Authentication (Optional)

Most CDX queries don't require authentication. For restricted data access:

bash
# Cookie-based auth for restricted content
curl "https://web.archive.org/cdx/search/cdx?url=..." \
  --cookie "cdx-auth-token=YOUR_TOKEN"

Get API keys at https://archive.org/account/s3.php

Parameters

ParameterDescription
urlThe URL to search for (required)
outputResponse format: json (recommended)
matchTypeexact (default), prefix, host, or domain
limitMax results. Use -N for last N results
offsetSkip first N records
fromStart date (YYYYMMDD or partial like "2020")
toEnd date (YYYYMMDD or partial)
filterField filter: [!]field:regex (e.g., statuscode:200, !mimetype:image.*)
collapseDedupe: field or field:N (e.g., timestamp:8 = daily)
flFields to return: comma-separated (urlkey, timestamp, original, mimetype, statuscode, digest, length)
fastLatesttrue for efficient recent results
showResumeKeytrue to get pagination token
resumeKeyContinue from previous query

How to List Snapshots

Use WebFetch to query the CDX API:

code
https://web.archive.org/cdx/search/cdx?url=https://example.com&output=json&limit=10

Response Format

JSON array where first row is headers:

json
[
  ["urlkey", "timestamp", "original", "mimetype", "statuscode", "digest", "length"],
  ["com,example)/", "20240101120000", "https://example.com/", "text/html", "200", "ABC123", "1234"]
]

Constructing Archive URLs

From timestamp, build the archived URL:

code
https://web.archive.org/web/{timestamp}/{original_url}

For raw content (no Wayback toolbar):

code
https://web.archive.org/web/{timestamp}id_/{original_url}

Common Queries

code
# Only successful pages
&filter=statuscode:200

# Exclude images
&filter=!mimetype:image.*

# One snapshot per day (collapse on first 8 digits of timestamp)
&collapse=timestamp:8

# One snapshot per hour
&collapse=timestamp:10

# Date range (partial dates work)
&from=2023&to=2024

# All pages under a path (prefix match)
&url=example.com/blog/&matchType=prefix

# Entire domain including subdomains
&url=example.com&matchType=domain

# Get last 5 snapshots efficiently
&limit=-5&fastLatest=true

# Paginate large results
&showResumeKey=true&limit=1000
# Then continue with: &resumeKey={token_from_previous}

Checking for Screenshots

The CDX API doesn't include a screenshot field. To find captures with screenshots, cross-reference with:

code
https://web.archive.org/cdx/search/cdx?url=web.archive.org/screenshot/{URL}/*&output=json

The --with-screenshots flag in the script does this automatically, showing 📷 next to captures that have screenshots.

Caching

CDX API responses are cached for 1 hour using the OS temporary directory (os.tmpdir()). Cache keys are generated from the URL and query parameters using SHA-256 hashing. Cached responses expire automatically and are deleted on access.

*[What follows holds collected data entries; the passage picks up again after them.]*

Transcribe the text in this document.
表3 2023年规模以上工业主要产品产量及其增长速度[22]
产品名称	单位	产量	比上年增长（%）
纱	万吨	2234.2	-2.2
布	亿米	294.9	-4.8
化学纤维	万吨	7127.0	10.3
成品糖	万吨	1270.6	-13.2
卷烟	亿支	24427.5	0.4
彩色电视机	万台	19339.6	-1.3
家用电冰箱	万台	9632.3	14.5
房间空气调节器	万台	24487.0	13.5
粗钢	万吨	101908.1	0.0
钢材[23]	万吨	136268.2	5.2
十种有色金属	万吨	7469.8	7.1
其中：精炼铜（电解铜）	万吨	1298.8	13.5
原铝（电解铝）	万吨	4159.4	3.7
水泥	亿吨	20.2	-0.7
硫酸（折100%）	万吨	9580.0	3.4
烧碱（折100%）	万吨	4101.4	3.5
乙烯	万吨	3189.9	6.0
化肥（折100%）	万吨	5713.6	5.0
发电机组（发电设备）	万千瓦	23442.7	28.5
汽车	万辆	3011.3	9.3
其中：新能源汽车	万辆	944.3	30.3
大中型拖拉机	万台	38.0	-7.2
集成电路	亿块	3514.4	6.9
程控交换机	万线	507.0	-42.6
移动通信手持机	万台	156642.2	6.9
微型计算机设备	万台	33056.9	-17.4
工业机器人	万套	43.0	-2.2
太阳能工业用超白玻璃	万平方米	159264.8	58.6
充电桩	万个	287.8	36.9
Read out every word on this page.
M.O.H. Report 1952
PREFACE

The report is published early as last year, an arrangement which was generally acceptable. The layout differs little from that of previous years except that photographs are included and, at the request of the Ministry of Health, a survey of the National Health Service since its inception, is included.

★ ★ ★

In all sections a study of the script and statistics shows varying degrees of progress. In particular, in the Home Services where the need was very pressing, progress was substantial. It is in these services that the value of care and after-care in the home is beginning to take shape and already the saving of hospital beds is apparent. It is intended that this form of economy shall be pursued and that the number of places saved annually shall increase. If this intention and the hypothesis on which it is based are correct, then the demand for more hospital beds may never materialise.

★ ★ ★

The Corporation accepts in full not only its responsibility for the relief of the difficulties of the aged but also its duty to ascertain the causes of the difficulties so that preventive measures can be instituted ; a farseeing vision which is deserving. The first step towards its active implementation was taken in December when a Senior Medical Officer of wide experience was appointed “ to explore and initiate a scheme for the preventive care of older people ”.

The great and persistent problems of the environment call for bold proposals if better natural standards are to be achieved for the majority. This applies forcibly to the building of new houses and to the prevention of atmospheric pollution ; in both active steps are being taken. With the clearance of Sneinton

Use wayback-cache to manage cached data:

bash
npx tsx scripts/cache.ts clear    # Clear all cache
npx tsx scripts/cache.ts status   # Show cache status

See wayback-cache skill for complete cache management documentation.

Output Format (with --with-screenshots)

code
2024-01-15 12:34 (3 days ago) 📷
  https://web.archive.org/web/20240115123456id_/https://example.com/
  📷 https://web.archive.org/web/20240115123456im_/https://example.com/

2024-01-10 08:00 (8 days ago)
  https://web.archive.org/web/20240110080000id_/https://example.com/

Total: 2 snapshot(s)
Screenshots: 1 capture(s) have screenshots